In papers submitted to the Supreme Court supporting Gilleran’s objection, Griffin said OPRA permits a denial by the government to make its records public only if a reasonable solution cannot be found.

“The Appellate Division’s dicta suggesting that the Legislature did not contemplate an agency having to review and redact hours of video footage is thus completely unfounded and must be corrected by this court,” Griffin said.

Griffin said case law permitted a government agency required to review records to charge the person making the OPRA request. She cited Fisher v. Division of Law when five deputy attorney generals and two assistant attorney generals would have had to search computer files for 15,000 emails to satisfy an OPRA request.
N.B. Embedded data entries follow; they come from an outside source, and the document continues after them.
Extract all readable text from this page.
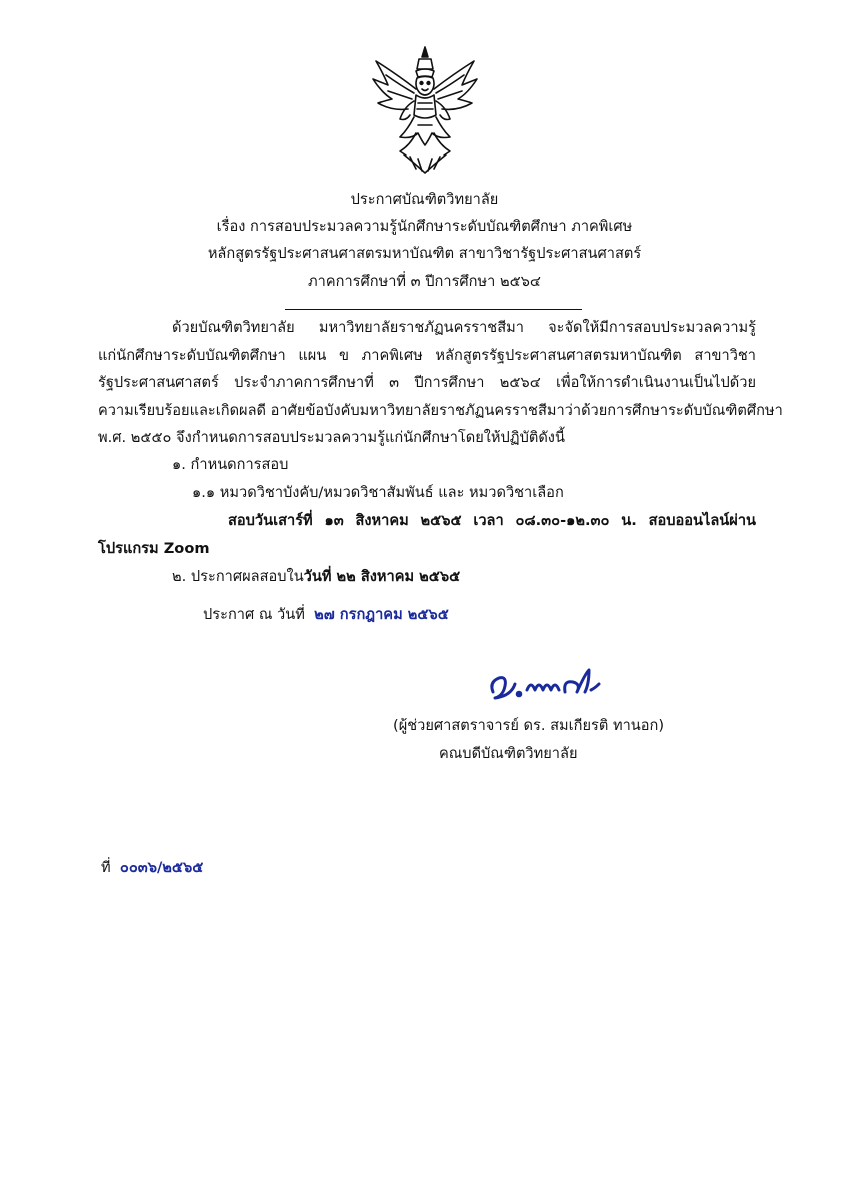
ประกาศบัณฑิตวิทยาลัย
เรื่อง การสอบประมวลความรู้นักศึกษาระดับบัณฑิตศึกษา ภาคพิเศษ
หลักสูตรรัฐประศาสนศาสตรมหาบัณฑิต สาขาวิชารัฐประศาสนศาสตร์
ภาคการศึกษาที่ ๓ ปีการศึกษา ๒๕๖๔
ด้วยบัณฑิตวิทยาลัย มหาวิทยาลัยราชภัฏนครราชสีมา จะจัดให้มีการสอบประมวลความรู้
แก่นักศึกษาระดับบัณฑิตศึกษา แผน ข ภาคพิเศษ หลักสูตรรัฐประศาสนศาสตรมหาบัณฑิต สาขาวิชา
รัฐประศาสนศาสตร์ ประจำภาคการศึกษาที่ ๓ ปีการศึกษา ๒๕๖๔ เพื่อให้การดำเนินงานเป็นไปด้วย
ความเรียบร้อยและเกิดผลดี อาศัยข้อบังคับมหาวิทยาลัยราชภัฏนครราชสีมาว่าด้วยการศึกษาระดับบัณฑิตศึกษา
พ.ศ. ๒๕๕๐ จึงกำหนดการสอบประมวลความรู้แก่นักศึกษาโดยให้ปฏิบัติดังนี้
๑. กำหนดการสอบ
๑.๑ หมวดวิชาบังคับ/หมวดวิชาสัมพันธ์ และ หมวดวิชาเลือก
สอบวันเสาร์ที่ ๑๓ สิงหาคม ๒๕๖๕ เวลา ๐๘.๓๐-๑๒.๓๐ น. สอบออนไลน์ผ่าน
โปรแกรม Zoom
๒. ประกาศผลสอบในวันที่ ๒๒ สิงหาคม ๒๕๖๕
ประกาศ ณ วันที่ ๒๗ กรกฎาคม ๒๕๖๕
(ผู้ช่วยศาสตราจารย์ ดร. สมเกียรติ ทานอก)
คณบดีบัณฑิตวิทยาลัย
ที่ ๐๐๓๖/๒๕๖๕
Griffin said the Appellate Court ruled the government could impose a service charge for this work.

Griffin also said that even though the Appellate Court ruled in Gilleran’s favor, its opinion was that reviewing and redacting a recording 14 hours long would be “unreasonably burdensome.”

But Griffin said the township admitted that no one looked at the recording before denying Gilleran’s request. She said OPRA law was “designed to foster cooperation among requesters and agencies” and that a reasonable solution must be attempted.
“No such thing happened here,” she said.

And even after Gilleran narrowed her request to one day, Griffin said the township did not claim that reviewing the recording would be disruptive, nor did it ask Gilleran to further narrow her request.

Because the township did not attempt to find a reasonable solution and denied the request as a blanket security concern, Griffin said the township must not be permitted to argue before the Supreme Court that reviewing the tape would be burdensome and disruptive, language that is in the Appellate Court opinion.

Griffin said the opinion also suggests that video could be treated differently than other government records when they need to be reviewed and redacted.

“The dicta is troublesome because it gives credibility to mere speculations of harm and implicitly questions whether releasing video footage is wise,” Griffin said. “Case law is clear that a public agency cannot meet its burden of proof by presenting fears of harm that are purely speculative.”

She cited Courier News v. Hunterdon City Prosecutor’s Office when the government claim that releasing a 9-1-1 tape could taint a jury pool. That claim was rejected by the Appellate Court as speculation.